Berdasarkan data Riset Kesehatan Dasar (RISKESDAS) 2013, prevalensi penderita
katarak di Indonesia yaitu 1,8% dimana prevalensi katarak tertinggi yaitu provinsi
Sumatera Utara (3,7%) diikuti oleh Jambi (2,8%) dan Bali (2,7%). Sedangkan
provinsi dengan prevalensi katarak terendah ditemukan di DKI Jakarta (0,9%),
Sulawesi Barat (1,1%) dan Maluku (2,2%).3
3. Klasifikasi Katarak
Berdasarkan usia katarak dapat diklasifikasikan dalam:1
b. Katarak kongenital, katarak yang sudah terlihat pada usia di bawah 1 tahun.
c. Katarak juvenil, katarak yang terjadi sesudah usia 1 tahun.
d. Katarak senilis, katarak setelah usia 50 tahun.
Berdasarkan etiologi diklasifikasikan sebagai berikut:4,5
a. Katarak kongenital
b. Katarak akuisita, meliputi katarak senilis, katarak traumatika, katarak
komplikata, katarak metabolik, katarak oleh karena cedera listrik, katarak oleh
karena radiasi, katarak oleh karena logam berat dan obat-obatan, katarak yang
berhubungan dengan penyakit kulit maupun tulang, katarak dengan sindroma
lainnya seperti sindrom Down.
Berdasarkan morfologisnya diklasifikasikan sebagai berikut:4,5
a. Katarak kapsular, meliputi kapsul yaitu katarak kapsular anterior dan katarak
kapsular posterior.

8
b. Katarak subkapsular, mengenai bagian superfisial dari korteks (dibawah kapsul)
yaitu katarak subkapsular anterior dan katarak subkapsular posterior.
c. Katarak kortikal, meliputi sebagian besar dari korteks.
d. Katarak supranuklear, meliputi bagian dalam korteks (diluar nukleus).
e. Katarak nuklear, meliputi nukleus dari lensa.
f. Katarak polaris, meliputi kapsul dan bagian superfisial dari korteks pada daerah
polar yaitu katarak polaris anterior dan katarak polaris posterior.
Berdasarkan klasifikasi Burrato:4,5
a. Grade I : nukleus lunak
Biasa terjadi pada usia < 50 tahun.
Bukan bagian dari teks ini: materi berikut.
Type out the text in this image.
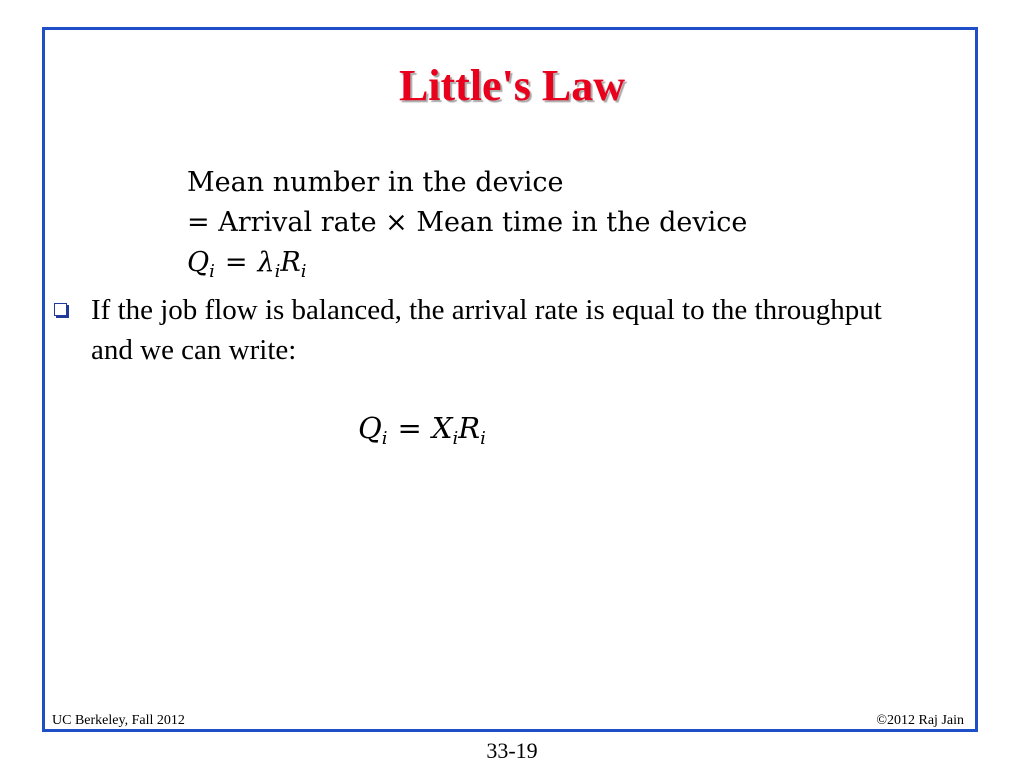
Little's Law
Mean number in the device
= Arrival rate × Mean time in the device
$Q_i = \lambda_iR_i$

If the job flow is balanced, the arrival rate is equal to the throughput and we can write:

$Q_i = X_iR_i$
UC Berkeley, Fall 2012	©2012 Raj Jain
33-19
Visus biasa masih lebih baik dari 6/12,
nukleus tampak sudut keruh dengan warna agak keputihan dan refleks fundus
masih mudah diperoleh.
b. Grade II : nukleus dengan kekerasan ringan
Nukleus mulai sedikit berwarna kekuningan. Visus biasa antara 6/12 atau
6/30, refleks fundus masih mudah diperoleh dan sering memberikan gambaran
katarak subkapsularis posterior.
c. Grade III : nukleus dengan kekerasan sedang/medium
Biasa semakin tua pasien nukleus semakin keras. Nukleus berwarna kuning
disertai kekeruhan korteks yang berwarna keabu-abuan. Visus antara 3/60 sampai
6/30.
d. Grade IV : nukleus keras
Usia pasien lebih dari 65 tahun dengan visus antara 3/60 sampai 1/60.
Nukleus tampak berwarna kuning kecoklatan dan refleks fundus maupun
keadaan fundus sudah sulit dinilai.
e. Grade V : nukleus sangat keras
Usia pasien lebih dari 65 tahun dengan visus antara 1/60 atau lebih jelek.
Nukleus tampak berwarna kecoklatan bahkan ada yang kehitaman disebut juga
brumescent cataract atau black cataract.

9
Katarak Senilis
Katarak senilis (age-related cataract) merupakan jenis katarak akuisita
(didapat) yang paling sering ditemukan pada laki-laki maupun perempuan, biasanya
berusia di atas 50 tahun. Pada usia sekitar 70 tahun, hampir 90% individu menderita
katarak. Kondisi kekeruhan biasanya bilateral akan tetapi hampir selalu kondisi salah
satu mata lebih berat dari mata lainnya. Secara morfologis katarak senilis dapat dibagi
menjadi dua jenis yaitu katarak kortikal dan katarak nuklear. Kedua jenis katarak ini
sering terjadi secara bersamaan. Penyebab katarak senilis sampai saat ini tidak
diketahui secara pasti. Namun beberapa teori dicetuskan terkait konsep penuaan
sebagai penyebab katarak senilis, sebagai berikut:1
a. Teori putaran biologik (A biologic clock)
b. Jaringan embrio manusia dapat membelah diri 50 kali kemudian mati.
c. Imunologis, dengan bertambahnya usia akan bertambah cacat imunologik yang
mengakibatkan kerusakan sel.
d. Teori mutasi spontan.
e. Teori “A free radical”
1) Free radical terbentuk bila terjadi reaksi intermediate reaktif kuat
2) Free radical dengan molekul normal mengakibatkan degenerasi
3) Free radical dapat dinetralisasi oleh antioksidan dan vitamin E
f. Teori “A cross link”
Ahli biokimia mengatakan terjadi pengikatan bersilang asam nukleat dan
molekul protein sehingga mengganggu fungsi.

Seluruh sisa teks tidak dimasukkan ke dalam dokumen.